Vitamin D is important so you can keep your bones strong and your immune system healthy.
While sunlight exposure is the primary source of this nutrient, it can also be found in select
foods and dietary supplements.
Unfortunately, inadequate or deficient vitamin D levels are also a global concern, which can potentially lead to various health issues, including osteoporosis, autoimmune disorders and certain types of cancer.
In this article, we will look into the various methods available for monitoring vitamin D levels.
Why is it important to monitor your vitamin D level?
When your skin is exposed to sunlight, it produces vitamin D, which is also called as the “sunshine vitamin.”
Factors like the following can affect your body’s vitamin D production:
- Skin tone
- Time of day
- Sunscreen use
What happens if you don’t get enough vitamin D?
Insufficient vitamin D levels increase the risk of:
- Bone fractures
- Muscle weakness
- Heart disease
What happens if you get too much vitamin D?
Just like how vitamin D deficiencies can increase the risk to several health conditions, excessive vitamin D levels can also be harmful. It can lead to toxicity, resulting in symptoms like:
- Kidney damage
While regular monitoring of vitamin D levels is important for everyone, those who belong to these populations are advised to monitor it more frequently:
- Pregnant and lactating women
- People with vitamin D-related medical conditions
- Older adults
By doing so, their healthcare providers can take necessary measures to maintain optimal health and prevent vitamin D-related problems.
Methods for measuring vitamin D levels
A normal vitamin D level is considered to be at least 50 ng/mL or 125 nmol/L. To maintain this, here are the most common methods to measure it.
1. 25-Hydroxyvitamin D test
The 25-hydroxy vitamin D test is commonly used to monitor vitamin D levels, which reports results in ng/mL or nmol/L.
It measures the stable form of vitamin D in the blood, known as 25(OH)D, which is the best marker for assessing vitamin D status.
2. Liquid chromatography-tandem mass spectrometry (LC-MS/MS)
Because of its high specificity, sensitivity and accuracy, this test is the most reliable method to measure serum 25-hydroxyvitamin D (25(OH)D) levels.
It precisely quantifies both vitamin D2 and D3 metabolites, making it valuable for monitoring responses to supplementation or treatment.
LC-MS/MS can measure 25(OH)D levels in various samples, including:
- Dried blood spots
Despite being the gold standard for measuring vitamin D levels, this test needs specialized equipment and trained personnel requirements, which may limit its accessibility in specific settings.
3. Radioimmunoassay (RIA)
This is an older immunoassay technique that uses antibodies to detect and quantify the blood’s 25(OH)D concentration.
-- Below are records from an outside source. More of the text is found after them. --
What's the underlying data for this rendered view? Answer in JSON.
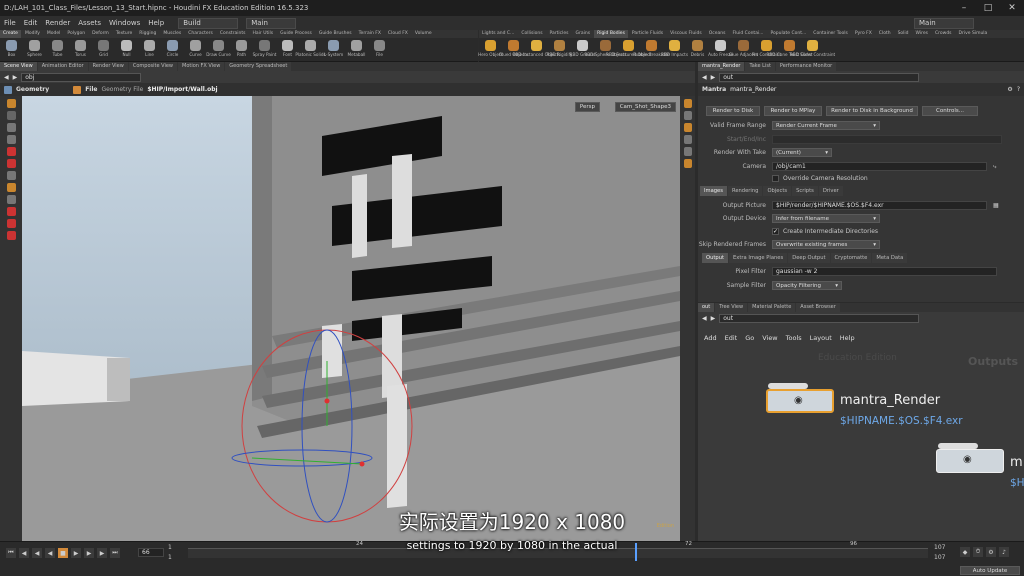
{
  "window": {
    "title": "D:/LAH_101_Class_Files/Lesson_13_Start.hipnc - Houdini FX Education Edition 16.5.323"
  },
  "menu": {
    "items": [
      "File",
      "Edit",
      "Render",
      "Assets",
      "Windows",
      "Help"
    ],
    "desktop": "Build",
    "main_left": "Main",
    "main_right": "Main"
  },
  "shelf_left": {
    "tabs": [
      "Create",
      "Modify",
      "Model",
      "Polygon",
      "Deform",
      "Texture",
      "Rigging",
      "Muscles",
      "Characters",
      "Constraints",
      "Hair Utils",
      "Guide Process",
      "Guide Brushes",
      "Terrain FX",
      "Cloud FX",
      "Volume"
    ],
    "tools": [
      "Box",
      "Sphere",
      "Tube",
      "Torus",
      "Grid",
      "Null",
      "Line",
      "Circle",
      "Curve",
      "Draw Curve",
      "Path",
      "Spray Paint",
      "Font",
      "Platonic Solids",
      "L-System",
      "Metaball",
      "File"
    ]
  },
  "shelf_right": {
    "tabs": [
      "Lights and C...",
      "Collisions",
      "Particles",
      "Grains",
      "Rigid Bodies",
      "Particle Fluids",
      "Viscous Fluids",
      "Oceans",
      "Fluid Contai...",
      "Populate Cont...",
      "Container Tools",
      "Pyro FX",
      "Cloth",
      "Solid",
      "Wires",
      "Crowds",
      "Drive Simula"
    ],
    "tools": [
      "Hero Object",
      "Glued Objects",
      "RBD Instanced Objects",
      "RBD Rigidify",
      "RBD Ground",
      "RBD Sphere Objects",
      "RBD Fractured Object",
      "Rubble Breakable",
      "RBD Impacts",
      "Debris",
      "Auto Freeze",
      "Glue Adjacent",
      "Pin Constraint",
      "RBD Cone Twist Const",
      "RBD Slider Constraint"
    ]
  },
  "viewport": {
    "tabs": [
      "Scene View",
      "Animation Editor",
      "Render View",
      "Composite View",
      "Motion FX View",
      "Geometry Spreadsheet"
    ],
    "path": "obj",
    "node_type": "Geometry",
    "node_label": "File",
    "file_label": "Geometry File",
    "file_path": "$HIP/Import/Wall.obj",
    "persp": "Persp",
    "camera": "Cam_Shot_Shape3",
    "watermark": "Edition"
  },
  "parms": {
    "tabs": [
      "mantra_Render",
      "Take List",
      "Performance Monitor"
    ],
    "path": "out",
    "node_type": "Mantra",
    "node_name": "mantra_Render",
    "buttons": [
      "Render to Disk",
      "Render to MPlay",
      "Render to Disk in Background",
      "Controls..."
    ],
    "valid_frame_range_label": "Valid Frame Range",
    "valid_frame_range": "Render Current Frame",
    "start_end_label": "Start/End/Inc",
    "render_with_take_label": "Render With Take",
    "render_with_take": "(Current)",
    "camera_label": "Camera",
    "camera": "/obj/cam1",
    "override_camera_res": "Override Camera Resolution",
    "main_tabs": [
      "Images",
      "Rendering",
      "Objects",
      "Scripts",
      "Driver"
    ],
    "output_picture_label": "Output Picture",
    "output_picture": "$HIP/render/$HIPNAME.$OS.$F4.exr",
    "output_device_label": "Output Device",
    "output_device": "Infer from filename",
    "create_intermediate": "Create Intermediate Directories",
    "skip_rendered_label": "Skip Rendered Frames",
    "skip_rendered": "Overwrite existing frames",
    "image_tabs": [
      "Output",
      "Extra Image Planes",
      "Deep Output",
      "Cryptomatte",
      "Meta Data"
    ],
    "pixel_filter_label": "Pixel Filter",
    "pixel_filter": "gaussian -w 2",
    "sample_filter_label": "Sample Filter",
    "sample_filter": "Opacity Filtering"
  },
  "network": {
    "tabs": [
      "out",
      "Tree View",
      "Material Palette",
      "Asset Browser"
    ],
    "path": "out",
    "menu": [
      "Add",
      "Edit",
      "Go",
      "View",
      "Tools",
      "Layout",
      "Help"
    ],
    "watermark": "Education Edition",
    "context_label": "Outputs",
    "node_name": "mantra_Render",
    "node_output": "$HIPNAME.$OS.$F4.exr",
    "node2_name": "m",
    "node2_output": "$H"
  },
  "timeline": {
    "frame": "66",
    "start": "1",
    "start2": "1",
    "ticks": [
      "24",
      "72",
      "96"
    ],
    "end": "107",
    "end2": "107",
    "auto_update": "Auto Update"
  },
  "subtitle": {
    "zh": "实际设置为1920 x 1080",
    "en": "settings to 1920 by 1080 in the actual"
  }
}
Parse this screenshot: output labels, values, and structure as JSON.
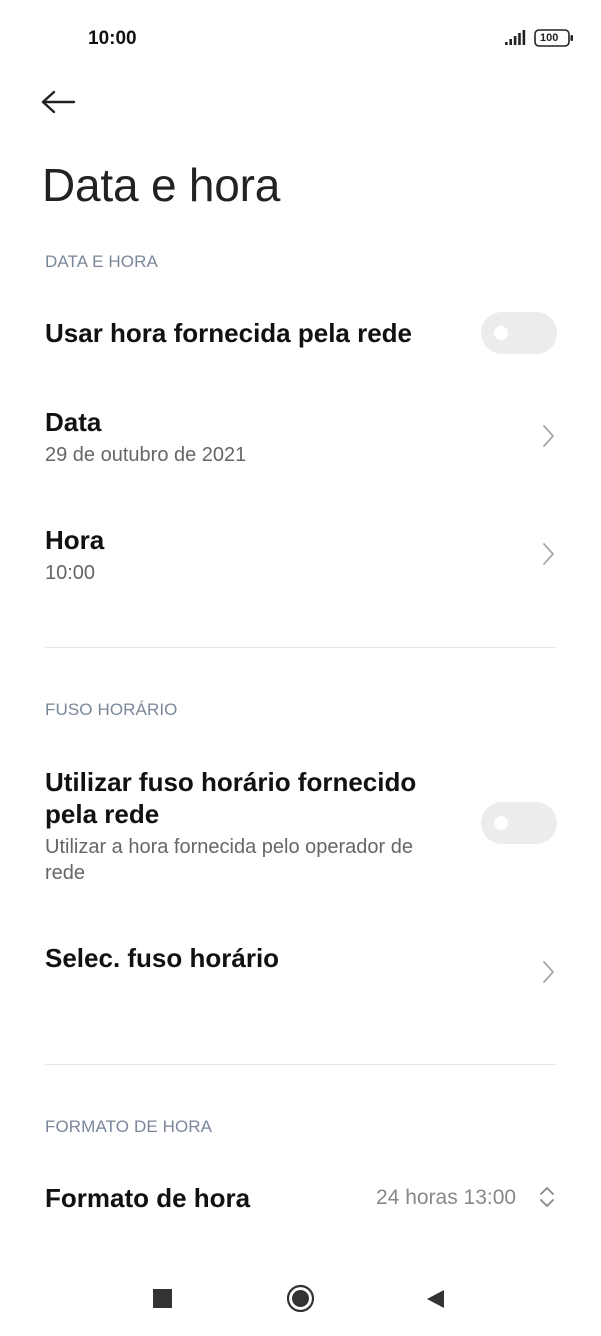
{
  "status_bar": {
    "time": "10:00",
    "battery": "100",
    "icons": [
      "signal-icon",
      "battery-icon"
    ]
  },
  "header": {
    "back_icon": "arrow-left-icon",
    "title": "Data e hora"
  },
  "sections": {
    "date_time": {
      "header": "DATA E HORA",
      "network_time": {
        "title": "Usar hora fornecida pela rede",
        "enabled": false
      },
      "date": {
        "title": "Data",
        "value": "29 de outubro de 2021"
      },
      "time": {
        "title": "Hora",
        "value": "10:00"
      }
    },
    "timezone": {
      "header": "FUSO HORÁRIO",
      "network_tz": {
        "title_line1": "Utilizar fuso horário fornecido",
        "title_line2": "pela rede",
        "subtitle_line1": "Utilizar a hora fornecida pelo operador de",
        "subtitle_line2": "rede",
        "enabled": false
      },
      "select_tz": {
        "title": "Selec. fuso horário"
      }
    },
    "time_format": {
      "header": "FORMATO DE HORA",
      "format": {
        "title": "Formato de hora",
        "value": "24 horas 13:00"
      }
    }
  },
  "nav_bar": {
    "icons": [
      "recents-icon",
      "home-icon",
      "back-triangle-icon"
    ]
  },
  "colors": {
    "section_header": "#7a869a",
    "toggle_off": "#ececec",
    "divider": "#e6e6e6"
  }
}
RIA can also differentiate between 25(OH)D2 and 25(OH)D3.
Although RIA provides semi-quantitative results, it’s less accurate than LC-MS/MS. Despite that, it’s still highly reliable and is used in medical laboratories or older clinical facilities.
The three main stages of RIA involve:
- Serum 25(OH)D extraction
- Incubation with a labeled 25(OH)D tracer
- Separation of bound and free 125I tracer
To ensure accuracy and reliability, RIA should be conducted by experienced professionals using calibrated instruments and appropriate quality control procedures.
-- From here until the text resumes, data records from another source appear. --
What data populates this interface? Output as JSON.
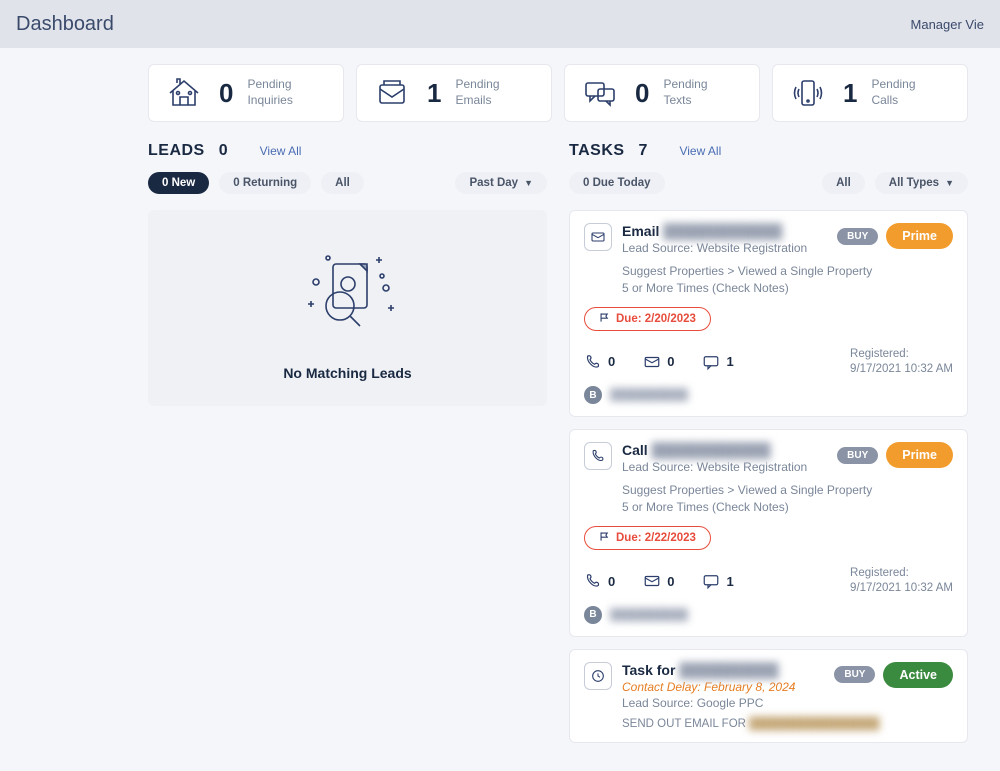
{
  "header": {
    "title": "Dashboard",
    "right": "Manager Vie"
  },
  "stats": [
    {
      "count": "0",
      "label1": "Pending",
      "label2": "Inquiries"
    },
    {
      "count": "1",
      "label1": "Pending",
      "label2": "Emails"
    },
    {
      "count": "0",
      "label1": "Pending",
      "label2": "Texts"
    },
    {
      "count": "1",
      "label1": "Pending",
      "label2": "Calls"
    }
  ],
  "leads": {
    "title": "LEADS",
    "count": "0",
    "viewAll": "View All",
    "filters": {
      "new": "0 New",
      "returning": "0 Returning",
      "all": "All",
      "range": "Past Day"
    },
    "empty": "No Matching Leads"
  },
  "tasks": {
    "title": "TASKS",
    "count": "7",
    "viewAll": "View All",
    "filters": {
      "due": "0 Due Today",
      "all": "All",
      "types": "All Types"
    },
    "items": [
      {
        "type": "Email",
        "name": "████████████",
        "source": "Lead Source: Website Registration",
        "desc": "Suggest Properties > Viewed a Single Property 5 or More Times (Check Notes)",
        "due": "Due: 2/20/2023",
        "buy": "BUY",
        "status": "Prime",
        "statusClass": "badge-prime",
        "calls": "0",
        "emails": "0",
        "texts": "1",
        "regLabel": "Registered:",
        "regTime": "9/17/2021 10:32 AM",
        "avatarLetter": "B",
        "agent": "██████████"
      },
      {
        "type": "Call",
        "name": "████████████",
        "source": "Lead Source: Website Registration",
        "desc": "Suggest Properties > Viewed a Single Property 5 or More Times (Check Notes)",
        "due": "Due: 2/22/2023",
        "buy": "BUY",
        "status": "Prime",
        "statusClass": "badge-prime",
        "calls": "0",
        "emails": "0",
        "texts": "1",
        "regLabel": "Registered:",
        "regTime": "9/17/2021 10:32 AM",
        "avatarLetter": "B",
        "agent": "██████████"
      },
      {
        "type": "Task for",
        "name": "██████████",
        "contactDelay": "Contact Delay: February 8, 2024",
        "source": "Lead Source: Google PPC",
        "sendLabel": "SEND OUT EMAIL FOR ",
        "sendTarget": "████████████████",
        "buy": "BUY",
        "status": "Active",
        "statusClass": "badge-active",
        "taskIcon": "clock"
      }
    ]
  }
}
4. Enzyme-linked immunosorbent assay (ELISA)
This test uses an enzyme to label vitamin D proteins.
ELISA offers advantages such as:
However, commercial ELISA kits vary in specificity and sensitivity across manufacturers, potentially affecting result accuracy and biological significance.
5. Point-of-care testing (POCT)
Point-of-care testing (POCT) offers rapid and precise vitamin D level monitoring with its ability to analyze blood samples on-site and deliver results within 15 minutes.
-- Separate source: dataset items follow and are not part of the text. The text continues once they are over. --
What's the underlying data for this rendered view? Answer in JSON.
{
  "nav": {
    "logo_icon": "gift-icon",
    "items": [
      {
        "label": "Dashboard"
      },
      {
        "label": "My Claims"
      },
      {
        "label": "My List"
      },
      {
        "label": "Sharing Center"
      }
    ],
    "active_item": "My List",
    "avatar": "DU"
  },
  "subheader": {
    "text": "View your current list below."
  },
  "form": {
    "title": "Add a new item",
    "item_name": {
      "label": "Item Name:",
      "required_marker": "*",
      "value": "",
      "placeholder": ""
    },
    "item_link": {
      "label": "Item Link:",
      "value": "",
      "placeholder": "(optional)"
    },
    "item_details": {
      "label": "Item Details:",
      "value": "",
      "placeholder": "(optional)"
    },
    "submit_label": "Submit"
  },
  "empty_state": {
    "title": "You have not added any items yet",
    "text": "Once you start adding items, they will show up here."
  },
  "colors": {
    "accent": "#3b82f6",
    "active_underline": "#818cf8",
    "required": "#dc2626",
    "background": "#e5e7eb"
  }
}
This technology is helpful in remote areas with limited access to traditional testing methods. It also enables real-time monitoring of patients’ vitamin D status during treatment in clinical settings. With POCT, you can save time and money because you don’t need to make multiple laboratory visits. While less accurate than conventional testing methods, it remains valuable for monitoring vitamin D levels in specific situations.
Accurate and regular monitoring of your vitamin D levels is essential for different reasons, from diagnosing deficiencies and assessing risks for chronic diseases to monitoring treatment response and ensuring optimal levels during critical periods of your life.
While there are different methods to measure vitamin D levels, consider the limitations and variations associated with different methods and follow recommended guidelines and protocols for accurate interpretation of results.